If there is one industry that can do with a significant thrust today, it is the retail business. Plagued by a host of issues, the industry can be largely benefitted by the nascent, yet proven, blockchain technology. However, before we go into that, let us look at the challenges facing the retail sector.
Increasing costs through the supply chain - fuel, high prices of raw materials, labour and logistics costs, etc -- bog down profit margins for retailers. Invoice discrepancies in payments to suppliers and transporters, counterfeit goods, product availability on demand are some of the challenges of the retail sector.
The emergence and establishment of online giants like Amazon has tickled consumer fancies and given rise to myriad expectations that sorely try the retail business. Keeping a pulse on the customer's current demands, engaging consumer loyalty and winning their confidence is the need of the hour. To that extent, ensuring authenticity of products and a secure database becomes imperative. With counterfeit goods and a weak client server network that can be easily compromised, both the above needs are often not met. Given blockchain's reliability, transparency and impenetrability, the technology, which provides an end-to-end supply chain visibility (from tender offer to proof of delivery and payment) and a real time tracking is the answer.
What is blockchain technology?
In blockchain technology, information is collected in blocks and linked in a chain. Each block once filled is linked to the previous block, and the next block is then filled. This is both irreversible and chronological, as well as dated, making it tamper-proof.
This secure information is then shared with a random network of computers across the globe. Any change would require the consent of a majority of these network nodes, none of which can act independently but only in tandem. If any change is made in one of the nodes by altering some of the blocks, the tampering will be revealed as soon as a cross-referencing of copies is done at other nodes and the chain will be cast away. Only if the change is made in a majority of the copies will it be accepted. Compare this with conventional databases that store data in table format, and allow the information to be edited. Thus blockchain allows for decentralised and tamper-proof storage of information.
Blockchain was first implemented in cryptocurrency systems like Bitcoins and Ethereum but since then they have slowly been adopted in various sectors like education, health, real estate and others.
Blockchain technology could help in a major way in inventory management to stay in pace with customer demand and also ensure timely product availability. It can track where the products come from and check the authenticity. Any defective piece can be traced back to the manufacturer and the whole batch can be identified and replaced. This product provenance enabling consumers to see the entire supply chain can also work to win consumer trust. The technology could be adapted for back-office services too. It can help streamline retail tax payment, and by adopting a smart contract, the retailers can provide guaranteed payment to suppliers.

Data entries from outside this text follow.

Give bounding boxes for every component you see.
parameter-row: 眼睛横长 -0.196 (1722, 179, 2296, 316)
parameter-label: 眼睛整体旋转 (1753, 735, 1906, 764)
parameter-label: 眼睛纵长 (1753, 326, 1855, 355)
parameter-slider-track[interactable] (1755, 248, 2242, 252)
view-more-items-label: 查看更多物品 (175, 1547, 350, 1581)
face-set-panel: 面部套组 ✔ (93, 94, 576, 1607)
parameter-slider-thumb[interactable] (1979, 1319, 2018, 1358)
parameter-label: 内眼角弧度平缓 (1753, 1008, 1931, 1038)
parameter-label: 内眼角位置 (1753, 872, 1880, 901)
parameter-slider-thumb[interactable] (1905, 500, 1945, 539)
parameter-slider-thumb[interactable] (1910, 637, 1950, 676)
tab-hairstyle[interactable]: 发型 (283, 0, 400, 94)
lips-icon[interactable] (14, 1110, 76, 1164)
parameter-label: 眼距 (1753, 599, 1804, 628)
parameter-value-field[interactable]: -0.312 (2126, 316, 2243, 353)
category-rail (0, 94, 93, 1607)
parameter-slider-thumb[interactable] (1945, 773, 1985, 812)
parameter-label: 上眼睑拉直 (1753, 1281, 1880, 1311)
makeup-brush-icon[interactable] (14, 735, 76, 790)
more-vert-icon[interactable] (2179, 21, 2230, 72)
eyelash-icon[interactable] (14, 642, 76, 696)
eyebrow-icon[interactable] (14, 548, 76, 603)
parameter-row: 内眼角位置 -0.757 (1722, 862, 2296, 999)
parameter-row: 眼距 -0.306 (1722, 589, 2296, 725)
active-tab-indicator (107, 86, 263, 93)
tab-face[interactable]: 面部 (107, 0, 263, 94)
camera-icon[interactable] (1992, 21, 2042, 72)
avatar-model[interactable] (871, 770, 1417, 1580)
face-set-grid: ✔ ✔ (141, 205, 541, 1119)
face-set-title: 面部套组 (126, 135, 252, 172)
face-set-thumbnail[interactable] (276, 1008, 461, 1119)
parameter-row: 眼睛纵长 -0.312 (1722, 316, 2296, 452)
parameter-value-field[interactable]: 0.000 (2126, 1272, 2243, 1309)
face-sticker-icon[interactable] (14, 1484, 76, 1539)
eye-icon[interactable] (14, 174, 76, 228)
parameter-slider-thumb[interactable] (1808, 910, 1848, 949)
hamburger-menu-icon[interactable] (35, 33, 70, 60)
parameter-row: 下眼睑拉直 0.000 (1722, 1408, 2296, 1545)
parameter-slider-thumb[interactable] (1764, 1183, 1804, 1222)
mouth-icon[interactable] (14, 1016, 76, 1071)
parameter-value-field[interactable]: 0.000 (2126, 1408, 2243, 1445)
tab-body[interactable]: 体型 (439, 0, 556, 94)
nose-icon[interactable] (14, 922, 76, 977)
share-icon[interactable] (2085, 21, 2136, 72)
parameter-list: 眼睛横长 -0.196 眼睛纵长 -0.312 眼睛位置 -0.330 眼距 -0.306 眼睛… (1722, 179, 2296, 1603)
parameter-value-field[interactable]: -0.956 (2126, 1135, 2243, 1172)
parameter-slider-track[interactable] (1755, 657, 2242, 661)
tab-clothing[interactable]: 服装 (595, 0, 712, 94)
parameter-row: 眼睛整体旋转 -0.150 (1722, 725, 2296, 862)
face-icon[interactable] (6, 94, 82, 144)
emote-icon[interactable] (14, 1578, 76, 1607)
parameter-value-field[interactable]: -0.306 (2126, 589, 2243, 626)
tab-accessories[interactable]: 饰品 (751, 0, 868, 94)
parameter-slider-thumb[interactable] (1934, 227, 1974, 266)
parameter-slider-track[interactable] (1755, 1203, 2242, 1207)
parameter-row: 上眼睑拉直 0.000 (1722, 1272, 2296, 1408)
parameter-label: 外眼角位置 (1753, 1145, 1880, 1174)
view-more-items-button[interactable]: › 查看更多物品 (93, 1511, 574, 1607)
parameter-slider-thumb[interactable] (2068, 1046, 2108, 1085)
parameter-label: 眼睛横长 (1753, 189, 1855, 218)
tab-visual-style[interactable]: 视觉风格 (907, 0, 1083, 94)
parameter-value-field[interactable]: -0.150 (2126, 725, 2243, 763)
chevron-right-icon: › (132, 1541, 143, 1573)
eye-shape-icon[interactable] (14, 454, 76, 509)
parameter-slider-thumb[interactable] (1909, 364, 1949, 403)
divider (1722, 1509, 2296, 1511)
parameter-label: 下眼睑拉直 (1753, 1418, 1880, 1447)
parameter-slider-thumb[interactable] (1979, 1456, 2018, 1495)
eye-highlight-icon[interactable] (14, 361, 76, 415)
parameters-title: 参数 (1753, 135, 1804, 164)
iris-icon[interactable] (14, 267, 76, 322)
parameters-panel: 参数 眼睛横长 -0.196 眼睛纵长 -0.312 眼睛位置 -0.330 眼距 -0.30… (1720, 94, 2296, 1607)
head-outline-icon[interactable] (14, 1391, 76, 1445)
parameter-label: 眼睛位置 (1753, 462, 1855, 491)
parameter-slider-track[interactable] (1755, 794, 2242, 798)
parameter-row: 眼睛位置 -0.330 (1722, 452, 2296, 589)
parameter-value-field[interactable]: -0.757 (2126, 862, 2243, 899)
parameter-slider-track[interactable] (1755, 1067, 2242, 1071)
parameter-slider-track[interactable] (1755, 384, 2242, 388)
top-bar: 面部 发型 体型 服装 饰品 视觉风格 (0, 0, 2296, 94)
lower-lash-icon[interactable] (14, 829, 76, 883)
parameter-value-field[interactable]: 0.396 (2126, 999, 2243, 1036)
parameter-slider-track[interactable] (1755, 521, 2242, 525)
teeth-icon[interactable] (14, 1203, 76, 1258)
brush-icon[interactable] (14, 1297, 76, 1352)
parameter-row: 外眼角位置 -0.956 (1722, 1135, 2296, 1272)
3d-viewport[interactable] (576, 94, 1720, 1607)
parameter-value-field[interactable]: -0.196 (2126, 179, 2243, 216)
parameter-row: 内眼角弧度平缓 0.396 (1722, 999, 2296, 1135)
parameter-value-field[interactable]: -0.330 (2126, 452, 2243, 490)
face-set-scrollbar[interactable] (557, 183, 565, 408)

A case in example is how Walmart used blockchain to avoid discrepancies in invoice and payments to freight carriers. The DL Freight system used helped bring down invoice disputes from around 70 per cent to under 1 per cent! It helped put in place a real time invoice to track the movement of goods. This becomes all the more relevant for big players who deal with many distribution centers and stores or various suppliers across the country or globe. When moving perishables it becomes imperative to factor in various points like fuel, stops, temperature control, etc into the invoice. In Walmart's case, this was being done but many players were involved and hence, multiple systems had to be tallied, leading to disputes and delays.
Winning customer trust and retaining the same is a big challenge which can be addressed using the technology known for its transparency. The same goes to improve trust between the supplier, retailer and payment gateways.
The decentralised identity (DID) that the technology enables can be used in the retail sector to store personal data of customers, which is not compromised. The DID remains outside any organisational database but can be used to verify the individual's identity. It ensures that personal information cannot be hacked and minimises security risks to personal data.
A smart contract can also be used to replace customer data or tagged to a product and this 'digital token' generates reward points when the blockchain recognises that certain conditions are met.
As retail outlets adapt more of the IoT (Internet of Things) at each step, with tracking right from sourcing of ingredients to production and shipping, more of such authentic data from scanners and sensors can be uploaded to a cloud server via the internet. The blockchain technology then allows for an incorruptible storage of the data in a sequence. Data analytics can further help with inventory planning and sales promotions, especially when working with perishables.
Globally, over five trillion dollars are lost to businesses annually due to frauds. With transactions monitored and verified by many parties, blockchain as an uncompromising digital ledger is a safe bet.